= Henri-Louis Baudrier =

French bibliographer and magistrate (1815 - 1884)

Henri-Louis Baudrier (/fr/; 29 May 1815 – 17 June 1884) was a French bibliographer and magistrate, and the co-author of Bibliographie lyonnaise: recherches sur les imprimeurs, libraires, relieurs et fondeurs de lettres de Lyon au XVIe siècle par le Président Baudrier, publiées et continuées par J. Baudrier, (Note: ; "J. Baudrier" refers to Henri-Louis Baudrier's son, Julien Baudrier (1860–1915).) an encyclopaedic work published in eleven volumes between 1895 and 1914. The work focused on the bookselling and publishing industry of 16th-century Lyon, featuring entries on more than 2,000 individuals, many of whom were printers, bookbinders, and booksellers based in Lyon.

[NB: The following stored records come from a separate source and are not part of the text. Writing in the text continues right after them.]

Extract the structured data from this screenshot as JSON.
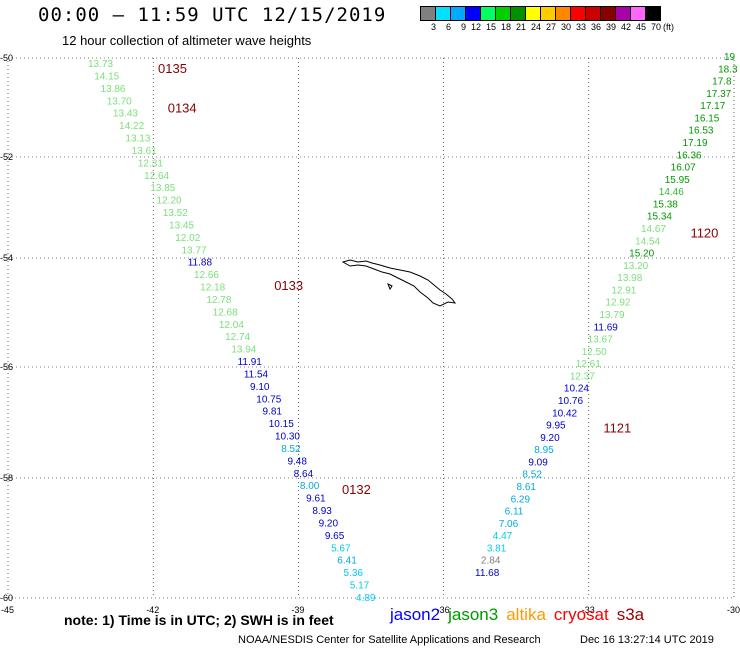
{
  "title": "00:00 – 11:59 UTC 12/15/2019",
  "subtitle": "12 hour collection of altimeter wave heights",
  "colorbar": {
    "labels": [
      "3",
      "6",
      "9",
      "12",
      "15",
      "18",
      "21",
      "24",
      "27",
      "30",
      "33",
      "36",
      "39",
      "42",
      "45",
      "70"
    ],
    "unit": "(ft)",
    "colors": [
      "#808080",
      "#00e0ff",
      "#00aaff",
      "#0000ff",
      "#00ff60",
      "#00d000",
      "#009000",
      "#ffff00",
      "#ffcc00",
      "#ff8800",
      "#ff0000",
      "#cc0000",
      "#880000",
      "#aa00aa",
      "#ff66ff",
      "#000000"
    ]
  },
  "axes": {
    "lat_labels": [
      "-50",
      "-52",
      "-54",
      "-56",
      "-58",
      "-60"
    ],
    "lon_labels": [
      "-45",
      "-42",
      "-39",
      "-36",
      "-33",
      "-30"
    ]
  },
  "passes": [
    {
      "label": "0135",
      "lon": -41.9,
      "lat": -50.1
    },
    {
      "label": "0134",
      "lon": -41.7,
      "lat": -50.9
    },
    {
      "label": "0133",
      "lon": -39.5,
      "lat": -54.4
    },
    {
      "label": "0132",
      "lon": -38.1,
      "lat": -58.1
    },
    {
      "label": "1120",
      "lon": -30.9,
      "lat": -53.4
    },
    {
      "label": "1121",
      "lon": -32.7,
      "lat": -57.0
    }
  ],
  "track_west": [
    {
      "v": "13.73",
      "c": "#7be07b"
    },
    {
      "v": "14.15",
      "c": "#7be07b"
    },
    {
      "v": "13.86",
      "c": "#7be07b"
    },
    {
      "v": "13.70",
      "c": "#7be07b"
    },
    {
      "v": "13.43",
      "c": "#7be07b"
    },
    {
      "v": "14.22",
      "c": "#7be07b"
    },
    {
      "v": "13.13",
      "c": "#7be07b"
    },
    {
      "v": "13.61",
      "c": "#7be07b"
    },
    {
      "v": "12.31",
      "c": "#7be07b"
    },
    {
      "v": "12.64",
      "c": "#7be07b"
    },
    {
      "v": "13.85",
      "c": "#7be07b"
    },
    {
      "v": "12.20",
      "c": "#7be07b"
    },
    {
      "v": "13.52",
      "c": "#7be07b"
    },
    {
      "v": "13.45",
      "c": "#7be07b"
    },
    {
      "v": "12.02",
      "c": "#7be07b"
    },
    {
      "v": "13.77",
      "c": "#7be07b"
    },
    {
      "v": "11.88",
      "c": "#0000cc"
    },
    {
      "v": "12.66",
      "c": "#7be07b"
    },
    {
      "v": "12.18",
      "c": "#7be07b"
    },
    {
      "v": "12.78",
      "c": "#7be07b"
    },
    {
      "v": "12.68",
      "c": "#7be07b"
    },
    {
      "v": "12.04",
      "c": "#7be07b"
    },
    {
      "v": "12.74",
      "c": "#7be07b"
    },
    {
      "v": "13.94",
      "c": "#7be07b"
    },
    {
      "v": "11.91",
      "c": "#0000cc"
    },
    {
      "v": "11.54",
      "c": "#0000cc"
    },
    {
      "v": "9.10",
      "c": "#0000cc"
    },
    {
      "v": "10.75",
      "c": "#0000cc"
    },
    {
      "v": "9.81",
      "c": "#0000cc"
    },
    {
      "v": "10.15",
      "c": "#0000cc"
    },
    {
      "v": "10.30",
      "c": "#0000cc"
    },
    {
      "v": "8.52",
      "c": "#00aadd"
    },
    {
      "v": "9.48",
      "c": "#0000cc"
    },
    {
      "v": "8.64",
      "c": "#0000cc"
    },
    {
      "v": "8.00",
      "c": "#00aadd"
    },
    {
      "v": "9.61",
      "c": "#0000cc"
    },
    {
      "v": "8.93",
      "c": "#0000cc"
    },
    {
      "v": "9.20",
      "c": "#0000cc"
    },
    {
      "v": "9.65",
      "c": "#0000cc"
    },
    {
      "v": "5.67",
      "c": "#00ccee"
    },
    {
      "v": "6.41",
      "c": "#00aadd"
    },
    {
      "v": "5.36",
      "c": "#00ccee"
    },
    {
      "v": "5.17",
      "c": "#00ccee"
    },
    {
      "v": "4.89",
      "c": "#00ccee"
    }
  ],
  "track_east": [
    {
      "v": "19",
      "c": "#009900"
    },
    {
      "v": "18.3",
      "c": "#009900"
    },
    {
      "v": "17.8",
      "c": "#009900"
    },
    {
      "v": "17.37",
      "c": "#009900"
    },
    {
      "v": "17.17",
      "c": "#009900"
    },
    {
      "v": "16.15",
      "c": "#009900"
    },
    {
      "v": "16.53",
      "c": "#009900"
    },
    {
      "v": "17.19",
      "c": "#009900"
    },
    {
      "v": "16.36",
      "c": "#009900"
    },
    {
      "v": "16.07",
      "c": "#009900"
    },
    {
      "v": "15.95",
      "c": "#009900"
    },
    {
      "v": "14.46",
      "c": "#33bb33"
    },
    {
      "v": "15.38",
      "c": "#009900"
    },
    {
      "v": "15.34",
      "c": "#009900"
    },
    {
      "v": "14.67",
      "c": "#7be07b"
    },
    {
      "v": "14.54",
      "c": "#7be07b"
    },
    {
      "v": "15.20",
      "c": "#009900"
    },
    {
      "v": "13.20",
      "c": "#7be07b"
    },
    {
      "v": "13.98",
      "c": "#7be07b"
    },
    {
      "v": "12.91",
      "c": "#7be07b"
    },
    {
      "v": "12.92",
      "c": "#7be07b"
    },
    {
      "v": "13.79",
      "c": "#7be07b"
    },
    {
      "v": "11.69",
      "c": "#0000cc"
    },
    {
      "v": "13.67",
      "c": "#7be07b"
    },
    {
      "v": "12.50",
      "c": "#7be07b"
    },
    {
      "v": "12.61",
      "c": "#7be07b"
    },
    {
      "v": "12.37",
      "c": "#7be07b"
    },
    {
      "v": "10.24",
      "c": "#0000cc"
    },
    {
      "v": "10.76",
      "c": "#0000cc"
    },
    {
      "v": "10.42",
      "c": "#0000cc"
    },
    {
      "v": "9.95",
      "c": "#0000cc"
    },
    {
      "v": "9.20",
      "c": "#0000cc"
    },
    {
      "v": "8.95",
      "c": "#00aadd"
    },
    {
      "v": "9.09",
      "c": "#0000cc"
    },
    {
      "v": "8.52",
      "c": "#00aadd"
    },
    {
      "v": "8.61",
      "c": "#00aadd"
    },
    {
      "v": "6.29",
      "c": "#00aadd"
    },
    {
      "v": "6.11",
      "c": "#00aadd"
    },
    {
      "v": "7.06",
      "c": "#00aadd"
    },
    {
      "v": "4.47",
      "c": "#00ccee"
    },
    {
      "v": "3.81",
      "c": "#00ccee"
    },
    {
      "v": "2.84",
      "c": "#808080"
    },
    {
      "v": "11.68",
      "c": "#0000cc"
    }
  ],
  "footer": {
    "note": "note:  1) Time is in UTC;  2) SWH is in feet",
    "legend": [
      {
        "name": "jason2",
        "color": "#0000ff"
      },
      {
        "name": "jason3",
        "color": "#009900"
      },
      {
        "name": "altika",
        "color": "#ff9900"
      },
      {
        "name": "cryosat",
        "color": "#ff0000"
      },
      {
        "name": "s3a",
        "color": "#990000"
      }
    ],
    "credit": "NOAA/NESDIS Center for Satellite Applications and Research",
    "timestamp": "Dec 16 13:27:14 UTC 2019"
  }
}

Born into a family of magistrates in Lyon, Baudrier embarked on his judicial career in 1846 as a substitute judge, though he was dismissed just two years later. By 1849, he had been reinstated as a magistrate, eventually rising to the position of Court Counsellor (conseiller à la Cour) in 1856 and President of the Chamber (président de chambre) in 1869.

A bibliophile and avid book collector, Baudrier amassed a library of more than 8,000 volumes, primarily composed of 15th and 16th-century Lyonnais imprints. He died in Paris in 1884.